Gone, hesitation and caution.
I follow the piper of the truth

Through the scourge of the brambles
and the nettles of self-doubt,
doubt and hatred

Lashed with the suffering of reality I seek only to rise

Rise up, rise up in entranced pursuit
Letting fall all worldly garments and attachments
streaming out behind me
abandoned flotsam of an older, earth-bound life.

I would be free
free to consort with stars
and sit for aeons with the smiling moon
to run beside the scorching sun
and swim purified in the rain of a thousand storms.
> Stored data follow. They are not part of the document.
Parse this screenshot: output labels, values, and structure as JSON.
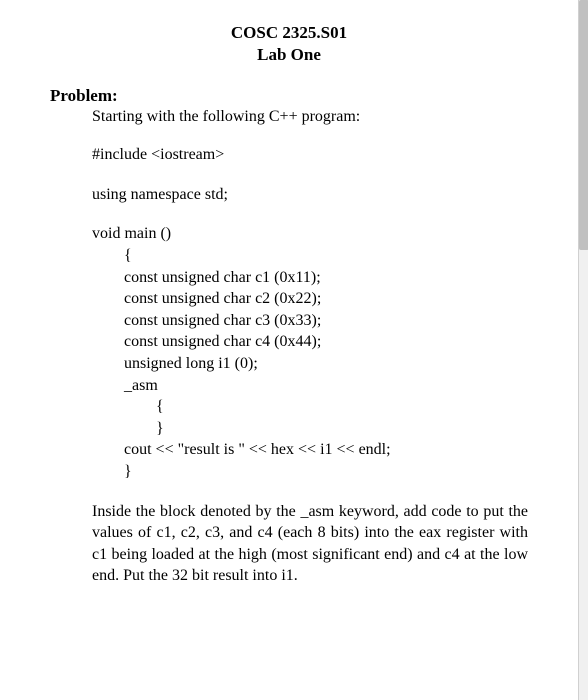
{
  "header": {
    "course": "COSC 2325.S01",
    "lab": "Lab One"
  },
  "section_label": "Problem:",
  "intro": "Starting with the following C++ program:",
  "code": {
    "include": "#include <iostream>",
    "using": "using namespace std;",
    "main_sig": "void main ()",
    "brace_open": "{",
    "c1": "const unsigned char c1 (0x11);",
    "c2": "const unsigned char c2 (0x22);",
    "c3": "const unsigned char c3 (0x33);",
    "c4": "const unsigned char c4 (0x44);",
    "i1": "unsigned long i1 (0);",
    "asm": "_asm",
    "asm_open": "{",
    "asm_close": "}",
    "cout": "cout << \"result is \" << hex << i1 << endl;",
    "brace_close": "}"
  },
  "instruction": "Inside the block denoted by the _asm keyword, add code to put the values of c1, c2, c3, and c4 (each 8 bits) into the eax register with c1 being loaded at the high (most significant end) and c4 at the low end. Put the 32 bit result into i1."
}
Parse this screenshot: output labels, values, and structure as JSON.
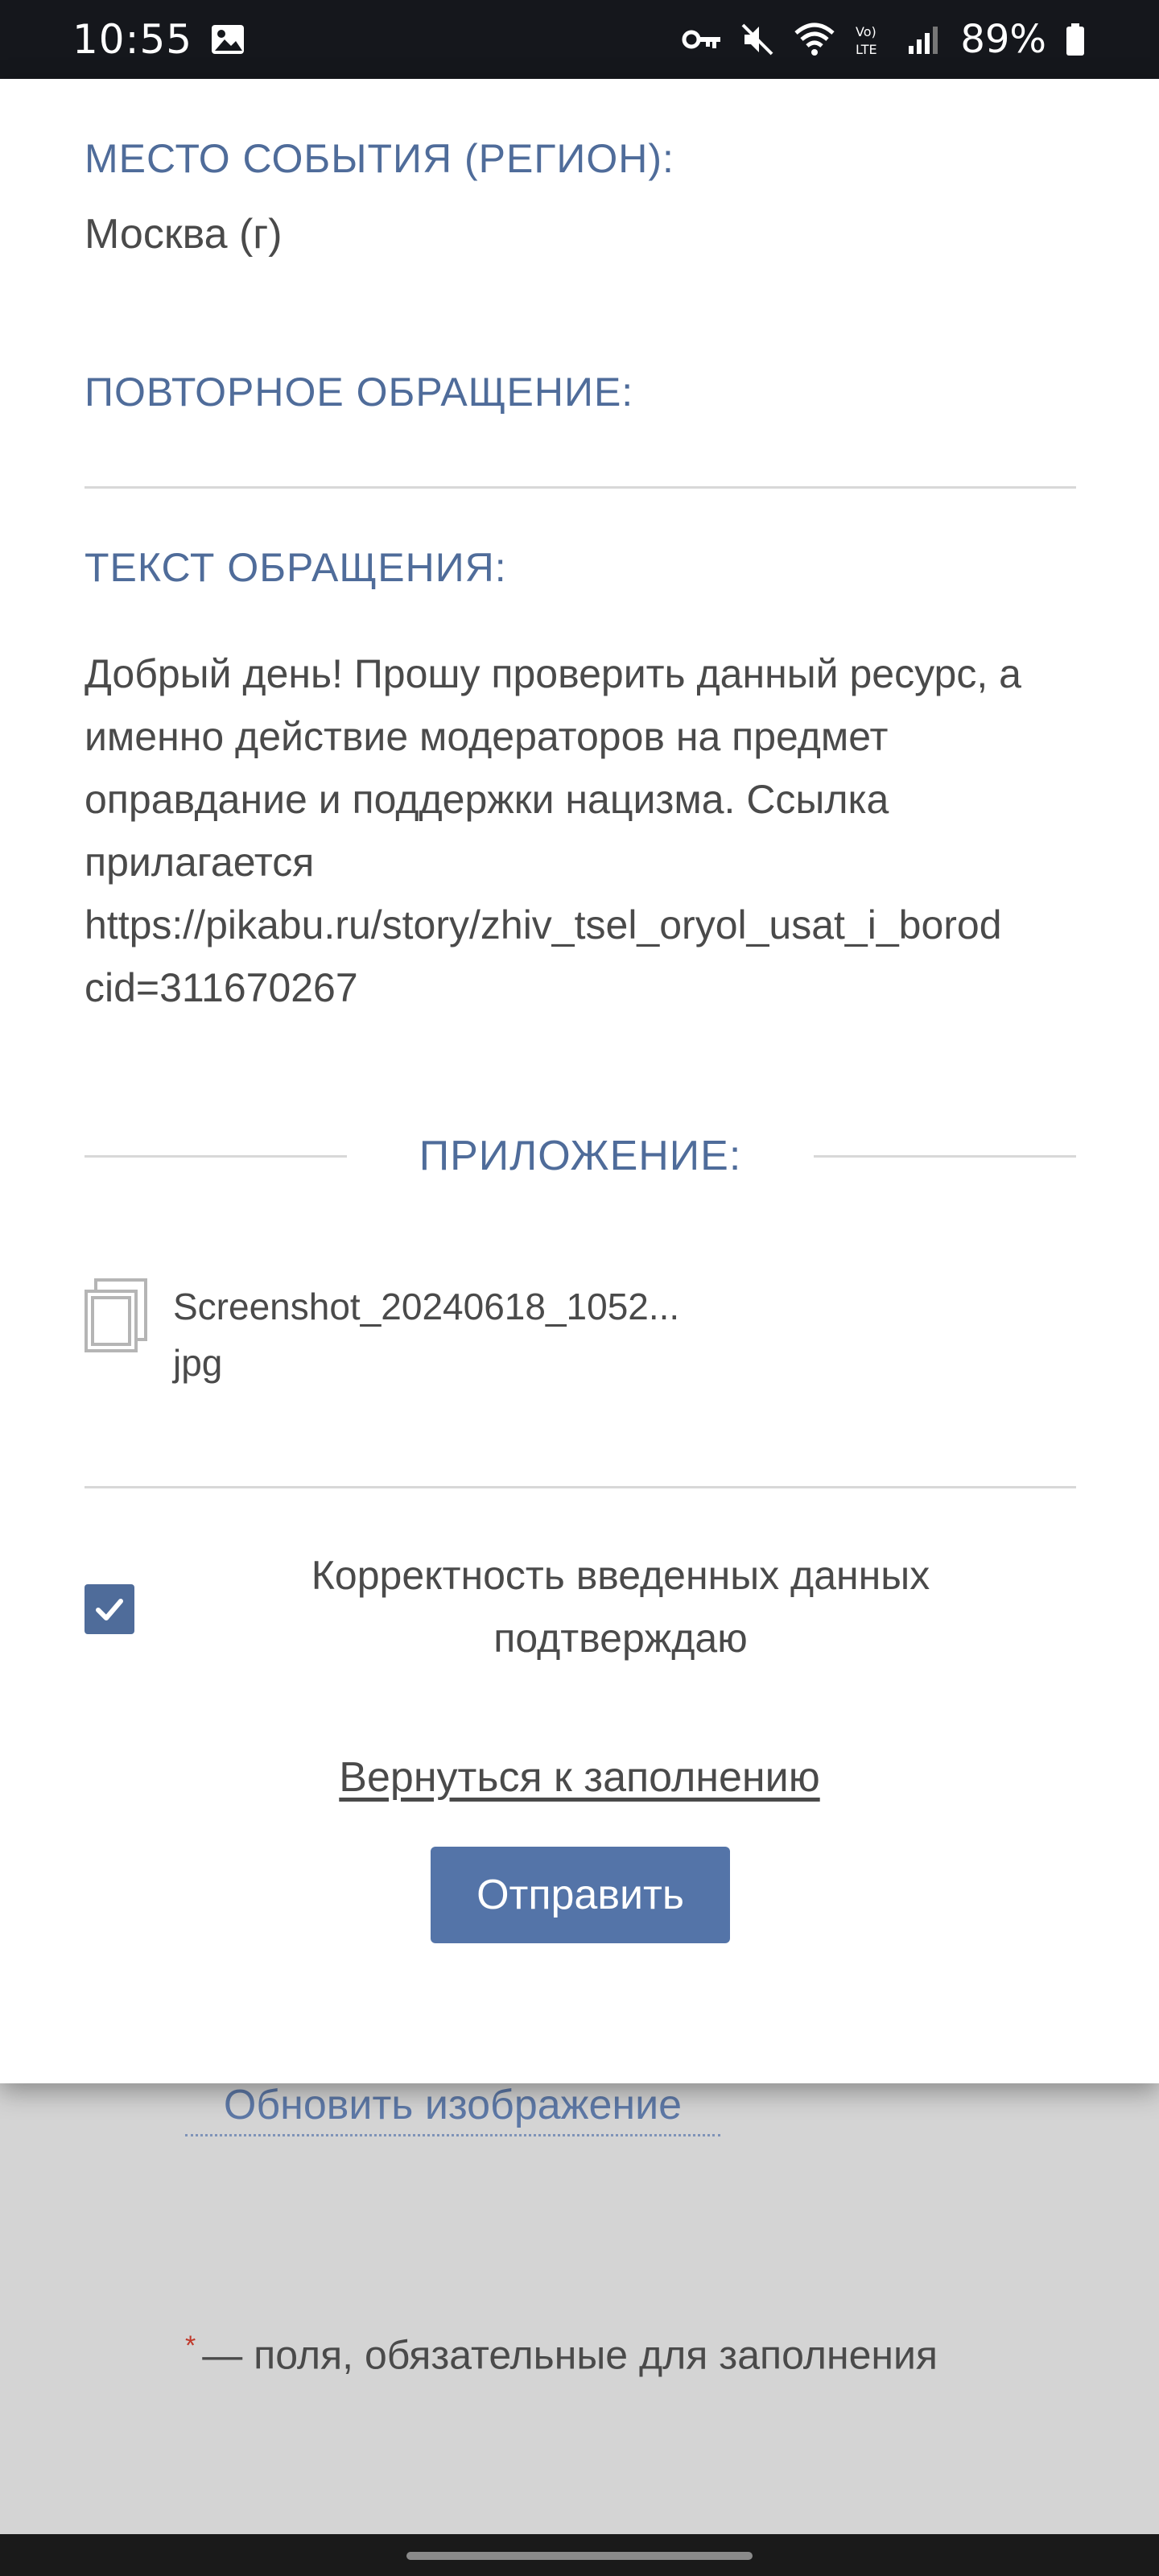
{
  "status_bar": {
    "time": "10:55",
    "battery": "89%",
    "icons": [
      "image-icon",
      "key-icon",
      "mute-icon",
      "wifi-icon",
      "volte-icon",
      "signal-icon",
      "battery-icon"
    ]
  },
  "modal": {
    "region_label": "МЕСТО СОБЫТИЯ (РЕГИОН):",
    "region_value": "Москва (г)",
    "repeat_label": "ПОВТОРНОЕ ОБРАЩЕНИЕ:",
    "text_label": "ТЕКСТ ОБРАЩЕНИЯ:",
    "appeal_lines": [
      "Добрый день! Прошу проверить данный ресурс, а",
      "именно действие модераторов на предмет",
      "оправдание и поддержки нацизма. Ссылка",
      "прилагается",
      "https://pikabu.ru/story/zhiv_tsel_oryol_usat_i_borod",
      "cid=311670267"
    ],
    "attachment_title": "ПРИЛОЖЕНИЕ:",
    "attachment_name_line1": "Screenshot_20240618_1052...",
    "attachment_name_line2": "jpg",
    "confirm_line1": "Корректность введенных данных",
    "confirm_line2": "подтверждаю",
    "back_link": "Вернуться к заполнению",
    "submit": "Отправить"
  },
  "background": {
    "refresh_link": "Обновить изображение",
    "required_star": "*",
    "required_note": "— поля, обязательные для заполнения"
  },
  "colors": {
    "accent": "#4f6c9a",
    "button": "#5474a8",
    "status_bar": "#15171c",
    "overlay": "#d4d4d4"
  }
}
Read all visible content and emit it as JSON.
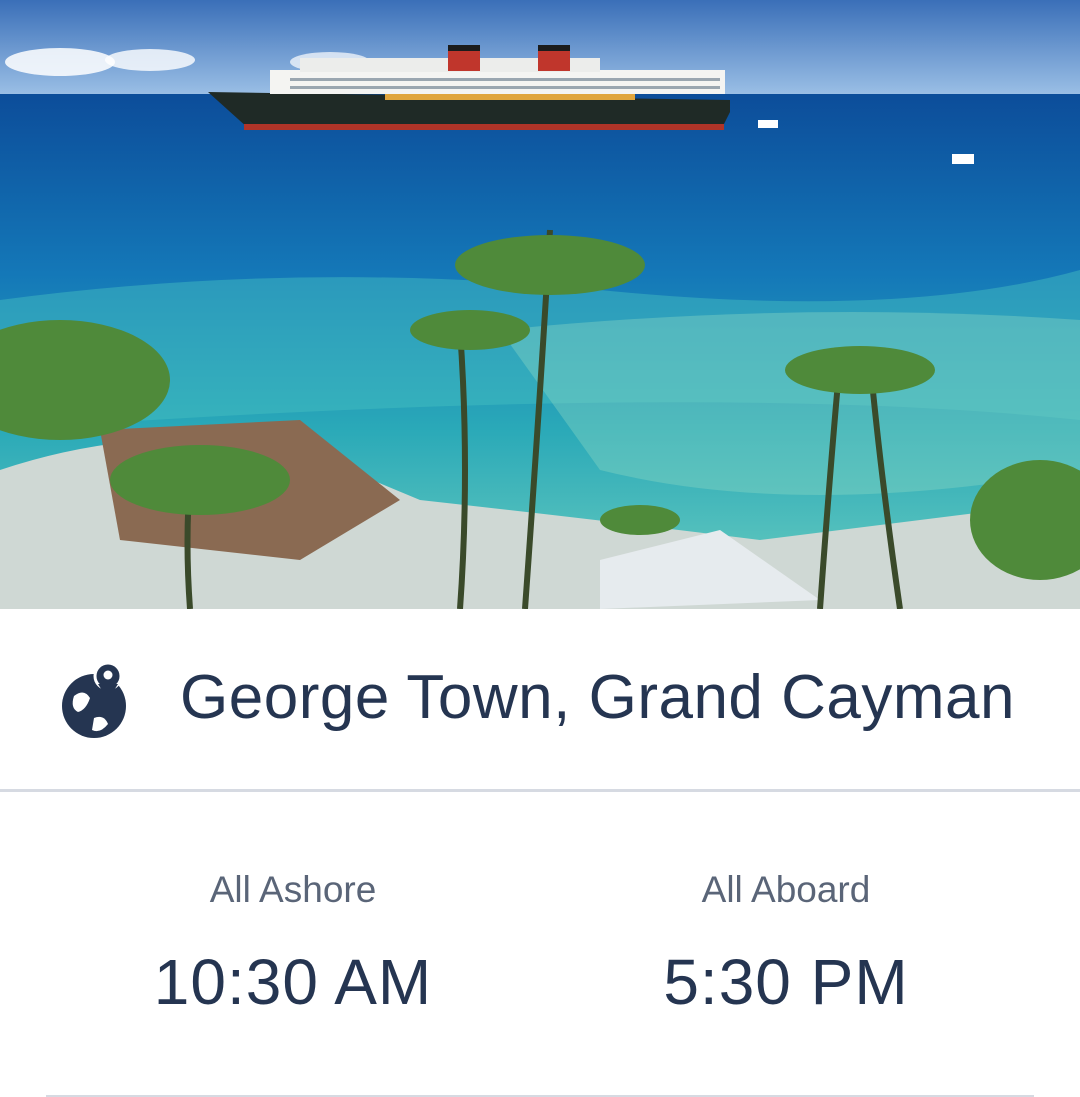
{
  "hero": {
    "alt": "Cruise ship anchored off a tropical beach with palm trees"
  },
  "port": {
    "name": "George Town, Grand Cayman",
    "icon": "globe-pin-icon"
  },
  "times": {
    "ashore": {
      "label": "All Ashore",
      "value": "10:30 AM"
    },
    "aboard": {
      "label": "All Aboard",
      "value": "5:30 PM"
    }
  },
  "colors": {
    "text_primary": "#253551",
    "text_secondary": "#5a6578",
    "divider": "#d6dae2"
  }
}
Reality is the fuel of my limitless energy
drinking the skullcup blood of conditioned impermanence

Fuelled with the terrorful delight of release
I sing out and up
my arms akimbo
I spin upwards to the stars

Free of samsara, burning the roots of dukkha
so that I may rise, rise,
rise on the ecstasy of my own desire for freedom.

A beacon
a thunderous clarion
an unfathomable call

luring the suffering beings of this world to the higher planes beyond

I dance in the mundane places of the world
am always there to be seen, singing and dancing
naked and free

I am an invitation,
an example and a challenge

Follow me if you will!

Let fly the fetters of your mundane lives
Let them be consumed in fires of impermanence,
their heat makes us rise, rise,
rise up to the level of seeing
rise up to the fresh cool air
wherein our hearts may open
and our blessings pour forth for aeons.

Sing, heart, sing
and with my body’s dance
I’ll write sky-messages across the speeding clouds
so all may see.

Song of my body
Dance of my voice
I am free

Rising, ever rising in this brilliant morning air.